It’s an early dinner in Ken’s Café with my no-longer kids
for a quid daughter Lola. Michael the Renaissance Man and Matt discuss why we
shouldn’t have video evidence in games, which seems to be mainly because it
would spoil the flow of the game and more importantly Matt wouldn’t be able to
shout at the refs anymore. Lola asks where Marlon Harewood is now and Matt is
able to inform us he’s at Hartlepool.
Then it’s on to the Newham Bookshop where Lola buys Ghostwritten by David Mitchell for her
mum’s birthday. Though I always thought he was an old Fulham player. Or was
that John Mitchell?
Inside the stadium we learn that Fraser has been advised by
his doctor to avoid over-excitement, but West Ham games will be fine. While
Nigel looks very pleased with the return of his West Ham hat that I rescued
from a District Line train after the Chelsea game.
FRIEND OR DEFOE?
Sunderland look better motivated under new gaffer Dick
Advocaat, and give West Ham a couple of early scares. Jermain Defoe, who’s frequently
reminded that he’s not a popular man by the Bobby Moore Stand, crosses and
Wickham produces a good volley that is blocked by Adrian. Kouyate is then caught
out of position as a flick sends Defoe clear, but Small Paul Ince volleys over
the bar.
West Ham dominate the rest of the half, even if it’s a
scrappy game. A fizzing centre from Downing is just missed by Jarvis in the
middle and then Sakho heads Cresswell’s cross wide. Jarvis produces a great
cross into the box only for Nolan to be held back by a defender. Song produces
a good long-range shot that Pantilimon does well to push wide.
The second half sees Nigel change his claret West Ham hat
for a claret and blue hooped version in a desperate bid to bring WHU some luck.

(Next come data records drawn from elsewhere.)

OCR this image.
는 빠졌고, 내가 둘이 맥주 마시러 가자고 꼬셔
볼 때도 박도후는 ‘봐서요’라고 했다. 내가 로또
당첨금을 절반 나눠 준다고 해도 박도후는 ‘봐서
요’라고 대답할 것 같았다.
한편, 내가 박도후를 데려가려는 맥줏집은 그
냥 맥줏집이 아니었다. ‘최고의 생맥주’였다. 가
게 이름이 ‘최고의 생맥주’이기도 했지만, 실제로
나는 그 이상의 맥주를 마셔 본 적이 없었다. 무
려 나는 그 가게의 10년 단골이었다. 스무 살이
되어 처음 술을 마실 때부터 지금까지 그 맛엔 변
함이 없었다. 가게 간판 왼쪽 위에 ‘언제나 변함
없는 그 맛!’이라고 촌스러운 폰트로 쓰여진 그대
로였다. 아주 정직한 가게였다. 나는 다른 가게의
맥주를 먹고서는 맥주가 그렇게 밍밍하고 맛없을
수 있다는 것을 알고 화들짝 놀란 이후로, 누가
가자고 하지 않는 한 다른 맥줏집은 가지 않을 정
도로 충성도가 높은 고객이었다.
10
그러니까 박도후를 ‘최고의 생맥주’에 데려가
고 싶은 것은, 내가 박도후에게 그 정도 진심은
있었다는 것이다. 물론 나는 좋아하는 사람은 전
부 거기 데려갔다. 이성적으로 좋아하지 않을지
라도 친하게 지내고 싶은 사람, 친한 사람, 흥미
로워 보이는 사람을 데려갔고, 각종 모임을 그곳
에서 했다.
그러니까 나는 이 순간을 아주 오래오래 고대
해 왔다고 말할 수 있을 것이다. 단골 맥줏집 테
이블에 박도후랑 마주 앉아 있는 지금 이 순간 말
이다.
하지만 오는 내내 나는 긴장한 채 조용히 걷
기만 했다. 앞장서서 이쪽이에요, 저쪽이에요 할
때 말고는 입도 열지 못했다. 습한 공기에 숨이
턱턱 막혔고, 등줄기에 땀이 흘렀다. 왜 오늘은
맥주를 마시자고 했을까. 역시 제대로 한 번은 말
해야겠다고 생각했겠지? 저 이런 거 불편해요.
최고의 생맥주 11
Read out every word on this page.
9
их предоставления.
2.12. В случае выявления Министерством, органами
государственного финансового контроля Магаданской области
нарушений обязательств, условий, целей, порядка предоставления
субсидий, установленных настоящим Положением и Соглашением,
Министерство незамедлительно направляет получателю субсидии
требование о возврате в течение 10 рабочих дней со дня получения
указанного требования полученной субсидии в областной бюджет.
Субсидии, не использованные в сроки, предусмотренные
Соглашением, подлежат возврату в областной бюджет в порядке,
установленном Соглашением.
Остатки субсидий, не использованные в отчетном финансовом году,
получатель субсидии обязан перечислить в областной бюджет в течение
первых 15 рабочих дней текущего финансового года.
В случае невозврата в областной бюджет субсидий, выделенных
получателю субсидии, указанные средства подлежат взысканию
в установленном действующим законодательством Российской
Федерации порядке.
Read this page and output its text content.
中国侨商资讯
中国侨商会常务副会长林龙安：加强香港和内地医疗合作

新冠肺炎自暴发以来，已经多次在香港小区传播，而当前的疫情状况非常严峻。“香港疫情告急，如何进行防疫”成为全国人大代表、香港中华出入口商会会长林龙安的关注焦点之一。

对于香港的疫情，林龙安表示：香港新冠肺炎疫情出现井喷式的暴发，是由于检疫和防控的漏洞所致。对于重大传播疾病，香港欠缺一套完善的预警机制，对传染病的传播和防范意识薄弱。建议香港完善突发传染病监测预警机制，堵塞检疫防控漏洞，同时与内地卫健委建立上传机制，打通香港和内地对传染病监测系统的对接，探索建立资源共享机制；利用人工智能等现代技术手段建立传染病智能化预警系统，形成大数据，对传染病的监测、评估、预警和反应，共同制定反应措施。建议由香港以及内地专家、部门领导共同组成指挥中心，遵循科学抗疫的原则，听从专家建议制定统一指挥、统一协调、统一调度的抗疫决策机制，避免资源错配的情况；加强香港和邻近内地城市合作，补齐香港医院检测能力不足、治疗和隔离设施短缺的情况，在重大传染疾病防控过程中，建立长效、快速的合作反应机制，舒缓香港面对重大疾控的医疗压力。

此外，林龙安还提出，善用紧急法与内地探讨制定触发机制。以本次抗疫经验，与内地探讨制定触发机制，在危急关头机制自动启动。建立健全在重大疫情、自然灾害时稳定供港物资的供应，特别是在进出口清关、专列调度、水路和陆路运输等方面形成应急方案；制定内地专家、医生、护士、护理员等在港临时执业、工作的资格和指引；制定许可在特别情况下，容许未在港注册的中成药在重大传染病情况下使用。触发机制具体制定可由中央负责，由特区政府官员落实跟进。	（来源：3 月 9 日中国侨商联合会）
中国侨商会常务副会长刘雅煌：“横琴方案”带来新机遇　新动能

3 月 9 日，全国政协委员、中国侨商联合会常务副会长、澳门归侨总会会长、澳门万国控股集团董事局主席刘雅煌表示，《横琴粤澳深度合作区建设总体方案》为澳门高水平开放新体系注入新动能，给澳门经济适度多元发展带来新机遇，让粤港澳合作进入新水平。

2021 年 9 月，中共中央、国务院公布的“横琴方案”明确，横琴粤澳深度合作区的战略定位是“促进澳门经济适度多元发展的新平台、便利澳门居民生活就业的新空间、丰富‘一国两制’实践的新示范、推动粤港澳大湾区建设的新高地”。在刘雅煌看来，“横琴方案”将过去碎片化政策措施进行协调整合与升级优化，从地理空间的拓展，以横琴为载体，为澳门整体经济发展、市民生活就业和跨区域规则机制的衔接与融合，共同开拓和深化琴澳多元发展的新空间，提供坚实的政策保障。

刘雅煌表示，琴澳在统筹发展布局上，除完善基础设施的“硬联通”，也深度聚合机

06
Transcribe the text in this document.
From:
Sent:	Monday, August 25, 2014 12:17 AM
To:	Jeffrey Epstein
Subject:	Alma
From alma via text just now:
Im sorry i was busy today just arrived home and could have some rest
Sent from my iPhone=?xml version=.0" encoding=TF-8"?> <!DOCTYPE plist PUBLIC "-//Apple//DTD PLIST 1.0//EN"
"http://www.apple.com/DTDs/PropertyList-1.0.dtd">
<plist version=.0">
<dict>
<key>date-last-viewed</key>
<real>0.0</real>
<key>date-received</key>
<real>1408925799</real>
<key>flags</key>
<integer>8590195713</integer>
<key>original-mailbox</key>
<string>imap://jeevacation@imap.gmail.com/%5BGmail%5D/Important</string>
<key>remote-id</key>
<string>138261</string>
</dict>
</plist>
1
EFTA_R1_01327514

Carlton Cole comes on for Jarvis and does a decent job up front, holding up the
ball and being a nuisance for the Sunderland centre backs.
Cresswell produces another fine cross and Sakho heads wide
when he should score. A Collins punt into the box sees Nolan blatantly held by
Vergini, but the ref gives offside even though the ball flicked off O’Shea.
The stadium clock stops and then moves backwards towards a
singularity. Michael the Whovian believes it’s a time rift in E13.
Adam Johnson comes on for Sunderland and is promptly reminded
by some members of the crowd that West Ham have a very good kids-for-a-quid ticketing scheme for games such as this. He brings more threat to
Sunderland though and Van Aanholt’s long-range shot produces a good save from
Adrian.
At least Matt never gives up hope (much), apart from the odd
tirade at Downing and the ref. I reassure Lola that West Ham will still win,
without really believing it. But then Jenkinson finds Noble, whose first pass is
blocked, but as Nene climbs over Larrsson, the ball comes back to Nobes who
dinks a great ball through to Sakho. Diafra finishes confidently into the
corner, as Upton Park erupts with relief. “Diafra Sakho he scores when he
wants!” sing the fans. Nene has got away with a foul, but we deserve a break
after recent weeks.
The clock stopping has helped. We think there’s ten minutes
left but actually there’s only three minutes of added time, as Big Sam brings
on Joey O’Brien to waste some time. Poor game, great result. The side should
regain some confidence from this and start looking up rather than down again.
PLAYER RATINGS:
Adrian 6; Jenkinson 6, Collins 7, Kouyate 6, Creswell 6; Noble 6, Nolan 5 (Nene 5), Song 5, Downing
6, Jarvis 5 (Cole 6); Sakho 7 (O’Brien n/a).
3 comments:
Can he want to score a bit earlier? We were on the verge of leaving and nearly missed it!
Good training for a young girl as the game panned out like a 'chick flick', nothing happened for 80 minutes then a happy ending
Yes MJ, it's normally the other team that scores at the death. Luckily they stopped the crowd getting too edgy by putting all the clocks at 0.00. Like the idea of West Ham as a Chick Flick Frankie — Bridesmaids and 10 Things I Hate About You come to mind!